Robin looked up at Kitty, surprised to find herself on her knees in the damp grass. She curled her shaking fingers into fists, and then rested them on her thighs. “How—what happened?”
“That man,” the girl went on, absently twisting her skirt in her hands. “The one who’d been courting you… he came for you in the night. When he couldn’t find you, he gathered everyone in the great hall.”
“Except you lot?” Jemma inquired.
“He was hurting her.” Kitty’s eyes took on a glossy quality. “He had Maggie by the hair, and he was hurting her. She had Ginny behind her, protecting her. I—I hit him over the head with a candle stand.”
“We went through the old tunnel,” another voice piped up. Maggie slipped her hand into Kitty’s. “Me and Kitty and Ginny.”
“And my—my mother?” Robin took a deep, shuddering breath.
“She kept her secret. We heard ‘im, shouting. He wanted to know where you was.” Ginny, this time. She wandered away from Jemma, and Robin opened her arms for her to nestle into. She’d helped Jemma look after the younger servants on the sly for years. Whether they’d been orphaned at birth or left to the streets, Jemma had brought them each back to the manor, and she’d given them a home and a hope the rest of the world didn’t offer. “She didn’t tell, Robin. She didn’t tell him where you was.”

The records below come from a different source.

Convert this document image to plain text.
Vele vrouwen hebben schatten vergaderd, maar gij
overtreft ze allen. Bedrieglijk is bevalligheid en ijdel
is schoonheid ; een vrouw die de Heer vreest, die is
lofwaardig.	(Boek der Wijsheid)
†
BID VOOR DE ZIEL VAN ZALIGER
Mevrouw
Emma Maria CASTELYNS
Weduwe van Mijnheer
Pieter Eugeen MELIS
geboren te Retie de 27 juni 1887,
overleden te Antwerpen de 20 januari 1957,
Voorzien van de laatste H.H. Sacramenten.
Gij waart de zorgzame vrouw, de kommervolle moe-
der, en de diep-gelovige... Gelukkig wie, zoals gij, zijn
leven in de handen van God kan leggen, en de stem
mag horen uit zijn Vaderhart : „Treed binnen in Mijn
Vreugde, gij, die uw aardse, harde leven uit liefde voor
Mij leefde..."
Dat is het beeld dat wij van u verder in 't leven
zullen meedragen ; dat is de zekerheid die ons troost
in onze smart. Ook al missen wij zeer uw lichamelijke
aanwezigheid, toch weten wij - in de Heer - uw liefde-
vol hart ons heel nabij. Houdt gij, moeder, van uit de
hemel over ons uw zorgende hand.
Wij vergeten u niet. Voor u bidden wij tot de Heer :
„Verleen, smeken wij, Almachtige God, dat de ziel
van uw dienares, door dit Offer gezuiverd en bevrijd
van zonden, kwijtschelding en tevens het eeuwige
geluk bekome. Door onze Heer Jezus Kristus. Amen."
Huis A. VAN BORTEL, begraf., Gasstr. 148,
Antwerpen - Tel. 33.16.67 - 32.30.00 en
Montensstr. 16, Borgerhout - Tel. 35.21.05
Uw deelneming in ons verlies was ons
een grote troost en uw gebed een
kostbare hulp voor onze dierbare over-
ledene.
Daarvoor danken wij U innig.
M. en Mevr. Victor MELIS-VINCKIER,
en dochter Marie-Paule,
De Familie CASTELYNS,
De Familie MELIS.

“I heard Charlotte say you were gone,” Maggie said quietly. “She’d gone to your mother’s chambers to tell her. Miss Jemma was gone, too, and so was your bow.” She shrugged, a delicate lift of her shoulders. “We all thought you had gone to the field.”

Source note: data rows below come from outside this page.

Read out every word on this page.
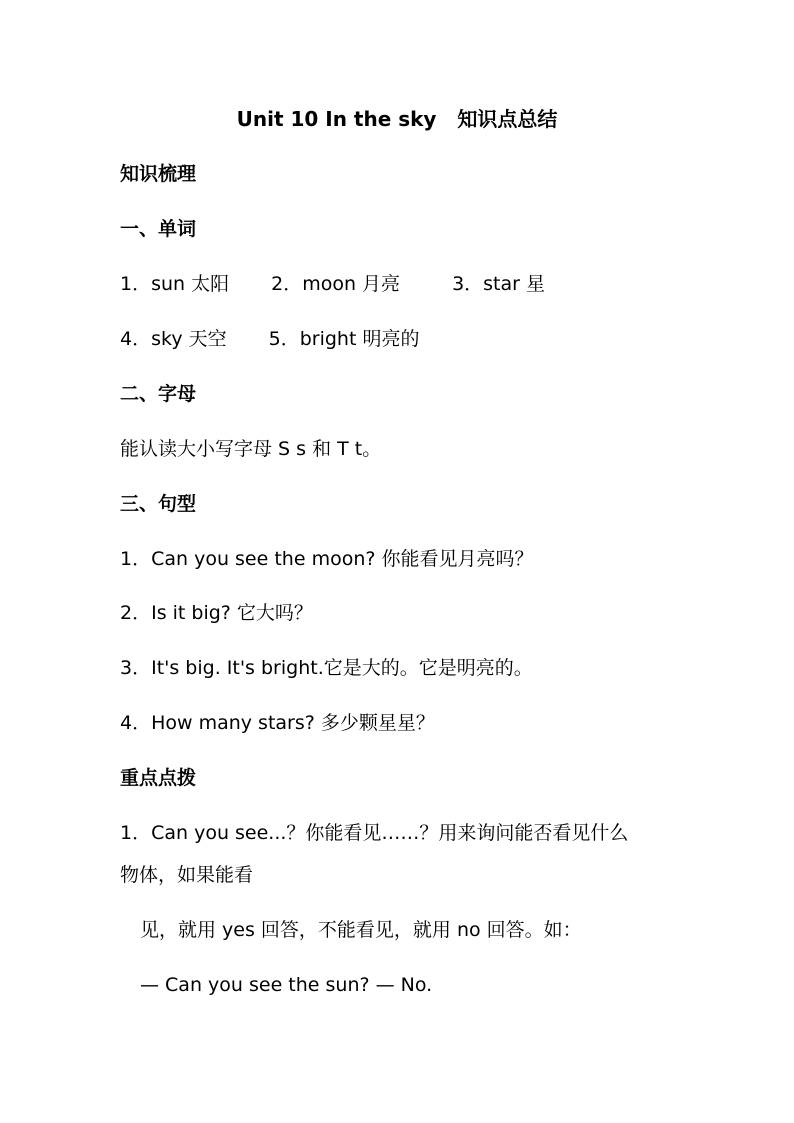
Unit 10 In the sky   知识点总结
知识梳理
一、单词
1．sun 太阳 2．moon 月亮	3．star 星
4．sky 天空 5．bright 明亮的
二、字母
能认读大小写字母 S s 和 T t。
三、句型
1．Can you see the moon? 你能看见月亮吗？
2．Is it big? 它大吗？
3．It's big. It's bright.它是大的。它是明亮的。
4．How many stars? 多少颗星星？
重点点拨
1．Can you see...？你能看见……？用来询问能否看见什么
物体，如果能看
见，就用 yes 回答，不能看见，就用 no 回答。如：
— Can you see the sun? — No.
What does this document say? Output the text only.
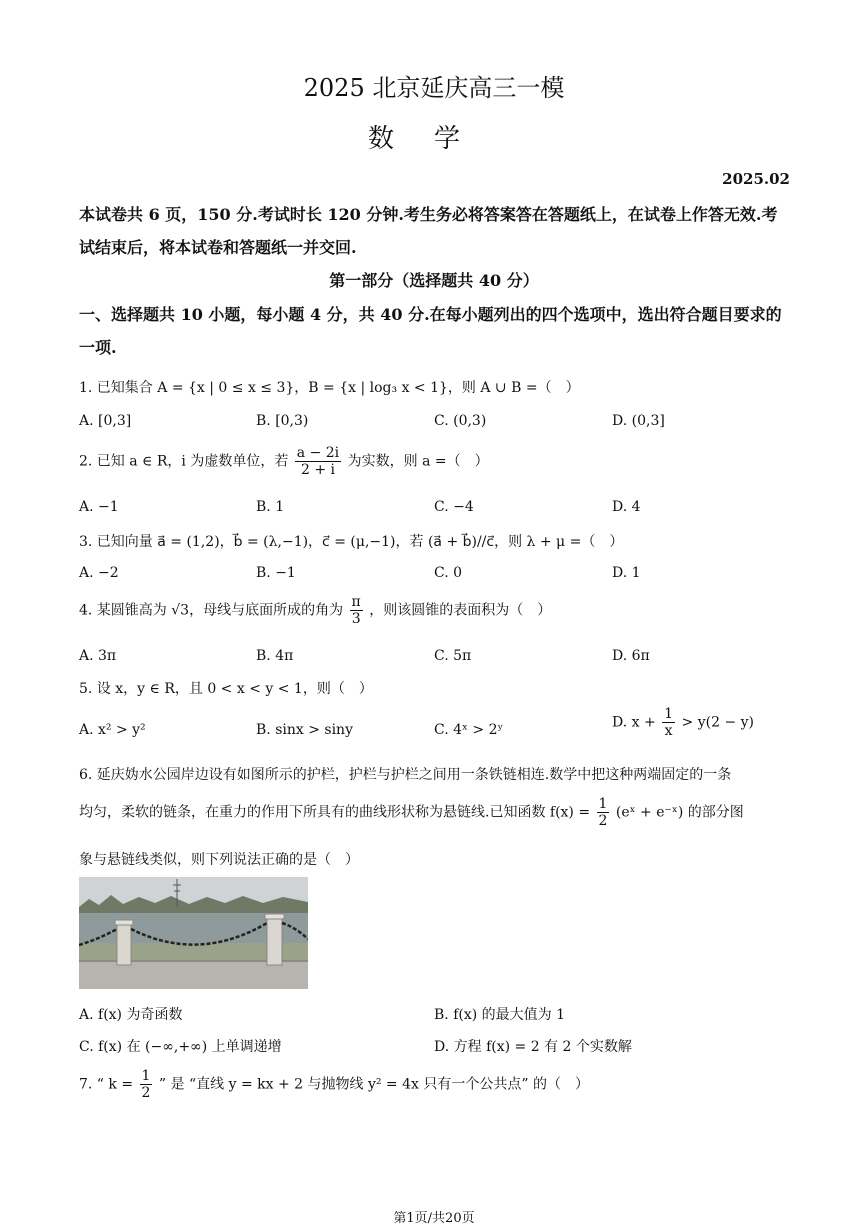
2025 北京延庆高三一模
数学
2025.02
本试卷共 6 页，150 分.考试时长 120 分钟.考生务必将答案答在答题纸上，在试卷上作答无效.考试结束后，将本试卷和答题纸一并交回.
第一部分（选择题共 40 分）
一、选择题共 10 小题，每小题 4 分，共 40 分.在每小题列出的四个选项中，选出符合题目要求的一项.
1. 已知集合 A = {x | 0 ≤ x ≤ 3}，B = {x | log₃ x < 1}，则 A ∪ B =（　）
A. [0,3]	B. [0,3)	C. (0,3)	D. (0,3]
2. 已知 a ∈ R，i 为虚数单位，若 $\frac{a - 2i}{2 + i}$ 为实数，则 a =（　）
A. −1	B. 1	C. −4	D. 4
3. 已知向量 a⃗ = (1,2)，b⃗ = (λ,−1)，c⃗ = (μ,−1)，若 (a⃗ + b⃗)//c⃗，则 λ + μ =（　）
A. −2	B. −1	C. 0	D. 1
4. 某圆锥高为 √3，母线与底面所成的角为 $\frac{\pi}{3}$ ，则该圆锥的表面积为（　）
A. 3π	B. 4π	C. 5π	D. 6π
5. 设 x，y ∈ R，且 0 < x < y < 1，则（　）
A. x² > y²	B. sinx > siny	C. 4ˣ > 2ʸ	D. $x + \frac{1}{x} > y(2 - y)$
6. 延庆妫水公园岸边设有如图所示的护栏，护栏与护栏之间用一条铁链相连.数学中把这种两端固定的一条
均匀，柔软的链条，在重力的作用下所具有的曲线形状称为悬链线.已知函数 $f(x) = \frac{1}{2}$ (eˣ + e⁻ˣ) 的部分图
象与悬链线类似，则下列说法正确的是（　）
A. f(x) 为奇函数	B. f(x) 的最大值为 1
C. f(x) 在 (−∞,+∞) 上单调递增	D. 方程 f(x) = 2 有 2 个实数解
7. “ $k = \frac{1}{2}$ ” 是 “直线 y = kx + 2 与抛物线 y² = 4x 只有一个公共点” 的（　）
第1页/共20页
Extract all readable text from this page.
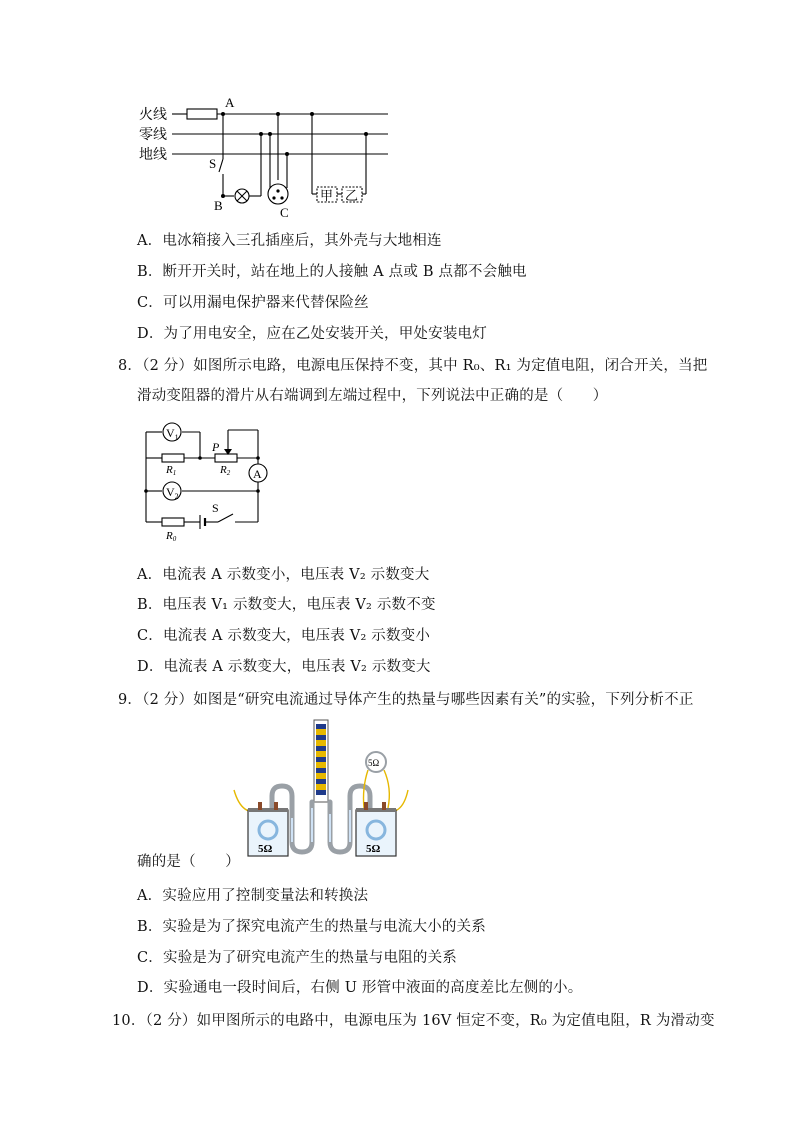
火线
零线
地线
A
S
B	C
甲 乙
A．电冰箱接入三孔插座后，其外壳与大地相连
B．断开开关时，站在地上的人接触 A 点或 B 点都不会触电
C．可以用漏电保护器来代替保险丝
D．为了用电安全，应在乙处安装开关，甲处安装电灯
8．（2 分）如图所示电路，电源电压保持不变，其中 R₀、R₁ 为定值电阻，闭合开关，当把
滑动变阻器的滑片从右端调到左端过程中，下列说法中正确的是（　　）
$V_1$
P
R1	R2 A
$V_2$
S
R0
A．电流表 A 示数变小，电压表 V₂ 示数变大
B．电压表 V₁ 示数变大，电压表 V₂ 示数不变
C．电流表 A 示数变大，电压表 V₂ 示数变小
D．电流表 A 示数变大，电压表 V₂ 示数变大
9．（2 分）如图是“研究电流通过导体产生的热量与哪些因素有关”的实验，下列分析不正
5Ω
5Ω	5Ω
确的是（　　）
A．实验应用了控制变量法和转换法
B．实验是为了探究电流产生的热量与电流大小的关系
C．实验是为了研究电流产生的热量与电阻的关系
D．实验通电一段时间后，右侧 U 形管中液面的高度差比左侧的小。
10．（2 分）如甲图所示的电路中，电源电压为 16V 恒定不变，R₀ 为定值电阻，R 为滑动变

“And she said nothing?” Robin’s heart beat hard against her ribcage.
“Lady was very brave,” Ginny murmured.
“She was,” Robin agreed. “Like you are. You all.” She looked at each of the other girls, who stared back, clearly waiting.
It hit her then—they were waiting for her. With the only survivors of the manor in front of her, and her mother dead—God rest her soul, God hold them all in His hand—it occurred to her in that moment. She was the Lady of Lockesly.

Author Bio:
Molly is a 2013 graduate of William Smith College with a bachelors in chemistry. She puts her science powers to use by day and is a novelist by night (and weekend...and any five minutes she can find). When she's not writing or working, she's scoping out coffee shops, exploring her new city (Buffalo, NY), taking day trips to Canada, and putting together puzzles.